ALICANTE.- La propuesta de adhesión al convenio para que el Ayuntamiento de Alicante asuma la potestad de incoar, tramitar y resolver infracciones en materia de viviendas de uso turístico (VUT) ha recibido este viernes el respaldo mayoritario de los grupos municipales en la Comisión de Urbanismo previa al Pleno de enero. Esta petición de asunción de competencias ha contado con el voto a favor de los concejales del PP, PSOE y Vox, mientras que los de Compromís y EU han optado por la abstención.
El vicealcalde, Manuel Villar, ha mostrado su satisfacción por “el amplio consenso alcanzado en una propuesta que es de vital importancia para optimizar el control de las infracciones en materia de vivienda turística y acabar con la actividad ilegal en Alicante”. De trasladarse los votos recogidos en la Comisión de Urbanismo al próximo Pleno, la propuesta recibiría 26 de los 29 votos de la Corporación municipal.
Se trata, en concreto, de la propuesta de adhesión al convenio marco entre la Generalitat, a través de la conselleria de Innovación, Industria, Comercio y Turismo, y la Federación Valenciana de Municipios y Provincias, para llevar a cabo la incoación, tramitación y resolución de los procedimientos sancionadores por infracciones leves, graves y muy graves en materia de viviendas de uso turístico (VUT) en Alicante.
La asunción de competencias sancionadoras se suma a otras medidas ya adoptadas por el Ayuntamiento de Alicante para garantizar la sostenibilidad y compatibilidad de los usos turísticos en la ciudad, como son la moratoria en la concesión de licencias a VUT y la tramitación de la Modificación Puntual N.º 52 del Plan General de Ordenación Urbana, que establece una nueva regulación de los alojamientos turísticos en la ciudad.
Impacto presupuestario
La propuesta de adhesión a este convenio se establece con un horizonte temporal inicia de cinco años y viene refrendada por un informe favorable del Servicio de Economía y Hacienda sobre estabilidad presupuestaria e informe del Servicio Jurídico municipal que certifica que “no existe inconveniente legal para la tramitación y aprobación del convenio que se propone”.
Asimismo, otro informe del departamento técnico de Inspecciones, Sanciones y Conservación de Inmuebles, de la concejalía de Urbanismo, evalúa la situación actual del departamento y la carga de trabajo, el impacto que supondría la asunción de las nuevas competencias, la necesidad de personal de nueva incorporación y una previsión del impacto económico en el presupuesto municipal de ingresos y de gastos.
Este informe habla de un incremento de la carga de trabajo del 20%, un impacto presupuestario en ingresos de 8,8 millones en cinco años y un impacto nulo en gastos, ya que el personal a incorporar al departamento no supone incremento de la plantilla presupuestaria, sino redistribución del personal ya existente y/o pendiente de incorporar a los procesos selectivos en marcha.
Las razones de Compromís
El concejal Rafa Mas ha denunciado que el Ayuntamiento pretende asumir las competencias para inspeccionar, sancionar y cerrar pisos turísticos ilegales “sin dotar de personal ni recursos” al área encargada de aplicarlas.
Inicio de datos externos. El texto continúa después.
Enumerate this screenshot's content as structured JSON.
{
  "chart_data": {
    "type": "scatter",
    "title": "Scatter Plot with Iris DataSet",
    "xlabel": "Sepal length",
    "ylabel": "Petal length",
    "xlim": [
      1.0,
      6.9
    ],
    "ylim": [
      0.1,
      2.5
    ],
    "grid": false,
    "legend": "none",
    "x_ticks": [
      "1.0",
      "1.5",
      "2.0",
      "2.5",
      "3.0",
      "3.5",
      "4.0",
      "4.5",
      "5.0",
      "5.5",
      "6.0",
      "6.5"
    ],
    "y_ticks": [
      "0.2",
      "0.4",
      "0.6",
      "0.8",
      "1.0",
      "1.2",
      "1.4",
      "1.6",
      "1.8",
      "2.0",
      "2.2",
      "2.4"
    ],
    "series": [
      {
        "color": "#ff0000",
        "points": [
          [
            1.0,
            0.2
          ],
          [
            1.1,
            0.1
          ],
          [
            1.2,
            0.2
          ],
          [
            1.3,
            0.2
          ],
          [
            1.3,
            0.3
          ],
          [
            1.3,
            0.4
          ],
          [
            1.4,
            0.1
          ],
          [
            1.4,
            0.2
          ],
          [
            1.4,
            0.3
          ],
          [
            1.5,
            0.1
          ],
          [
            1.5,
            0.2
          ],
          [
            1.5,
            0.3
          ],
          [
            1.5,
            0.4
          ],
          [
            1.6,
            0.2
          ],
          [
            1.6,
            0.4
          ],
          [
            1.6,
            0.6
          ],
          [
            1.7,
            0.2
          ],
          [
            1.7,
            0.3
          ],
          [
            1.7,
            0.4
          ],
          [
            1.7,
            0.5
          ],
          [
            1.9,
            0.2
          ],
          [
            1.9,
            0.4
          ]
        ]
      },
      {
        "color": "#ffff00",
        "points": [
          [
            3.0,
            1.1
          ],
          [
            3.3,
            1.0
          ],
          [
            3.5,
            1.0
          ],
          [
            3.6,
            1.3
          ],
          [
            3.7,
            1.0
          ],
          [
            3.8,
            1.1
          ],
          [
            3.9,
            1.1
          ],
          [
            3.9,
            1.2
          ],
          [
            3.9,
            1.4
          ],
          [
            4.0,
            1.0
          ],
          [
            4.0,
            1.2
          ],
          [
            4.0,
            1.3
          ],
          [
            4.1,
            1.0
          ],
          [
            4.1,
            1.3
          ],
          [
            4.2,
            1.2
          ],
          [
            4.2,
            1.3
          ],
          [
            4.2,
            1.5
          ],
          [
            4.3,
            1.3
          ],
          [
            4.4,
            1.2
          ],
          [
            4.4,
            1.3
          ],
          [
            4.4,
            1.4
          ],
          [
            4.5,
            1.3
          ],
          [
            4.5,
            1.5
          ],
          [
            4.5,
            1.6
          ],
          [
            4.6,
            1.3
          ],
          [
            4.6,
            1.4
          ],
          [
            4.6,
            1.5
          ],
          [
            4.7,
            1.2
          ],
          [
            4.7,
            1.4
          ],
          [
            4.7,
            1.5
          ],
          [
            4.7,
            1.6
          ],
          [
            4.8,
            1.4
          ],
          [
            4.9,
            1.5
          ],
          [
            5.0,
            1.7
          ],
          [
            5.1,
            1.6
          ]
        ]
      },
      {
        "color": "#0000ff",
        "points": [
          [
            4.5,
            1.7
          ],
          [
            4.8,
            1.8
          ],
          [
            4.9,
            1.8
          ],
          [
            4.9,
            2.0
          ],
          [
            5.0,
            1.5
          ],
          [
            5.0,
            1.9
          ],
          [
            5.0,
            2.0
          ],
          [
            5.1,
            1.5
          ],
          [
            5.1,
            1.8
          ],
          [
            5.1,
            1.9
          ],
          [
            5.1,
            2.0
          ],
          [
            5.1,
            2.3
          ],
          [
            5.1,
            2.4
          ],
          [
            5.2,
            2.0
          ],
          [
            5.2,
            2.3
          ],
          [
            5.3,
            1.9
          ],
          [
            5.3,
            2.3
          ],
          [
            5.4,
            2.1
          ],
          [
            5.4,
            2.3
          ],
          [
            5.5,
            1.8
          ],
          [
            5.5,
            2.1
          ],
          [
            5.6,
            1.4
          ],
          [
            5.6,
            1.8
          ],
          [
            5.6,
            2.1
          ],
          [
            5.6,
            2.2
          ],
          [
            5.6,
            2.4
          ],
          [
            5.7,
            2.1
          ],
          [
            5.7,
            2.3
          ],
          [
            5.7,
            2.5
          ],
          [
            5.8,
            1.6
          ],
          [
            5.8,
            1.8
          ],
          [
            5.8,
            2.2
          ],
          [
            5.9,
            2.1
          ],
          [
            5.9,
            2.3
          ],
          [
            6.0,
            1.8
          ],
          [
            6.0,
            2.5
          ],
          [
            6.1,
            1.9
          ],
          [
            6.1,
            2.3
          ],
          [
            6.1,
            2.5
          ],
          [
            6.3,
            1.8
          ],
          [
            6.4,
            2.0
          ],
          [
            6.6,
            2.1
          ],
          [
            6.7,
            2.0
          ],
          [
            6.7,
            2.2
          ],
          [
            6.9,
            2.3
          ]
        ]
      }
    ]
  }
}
Estas competencias están disponibles para los municipios desde la entrada en vigor del decreto del Consell en agosto de 2024.
Mas ha recordado que su grupo lleva “un año y medio” reclamando al alcalde Luis Barcala que active este mecanismo y ha señalado que el propio alcalde “posó en Fitur hace un año asegurando que asumiría estas competencias”. Sin embargo, critica que el protocolo presentado ahora en Urbanismo “llega tarde y vacío de contenido operativo”. “Se piensan que somos tontos, pero obviamente no nos van a engañar”, afirmó Mas, quien reprocha al gobierno local que quiera asumir estas funciones “sin personal, sin policía, sin administrativos, sin inspectores”, ha criticado.
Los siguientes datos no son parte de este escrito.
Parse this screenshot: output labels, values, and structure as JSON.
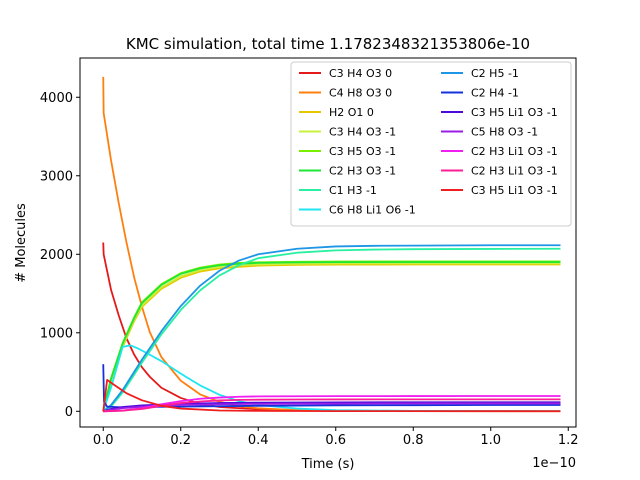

“Ahora mismo tenemos solo un inspector y nueve agentes adscritos a Urbanismo, con una sobrecarga de trabajo del 25%. ¿Cómo se va a inspeccionar, cerrar y multar los pisos turísticos ilegales sin más personal?”, ha cuestionado.
El edil sostiene que esta falta de refuerzos “favorece la especulación y la ilegalidad” y asegura que, según estimaciones internas, “seis de cada diez pisos turísticos en la ciudad podrían estar operando sin licencia”.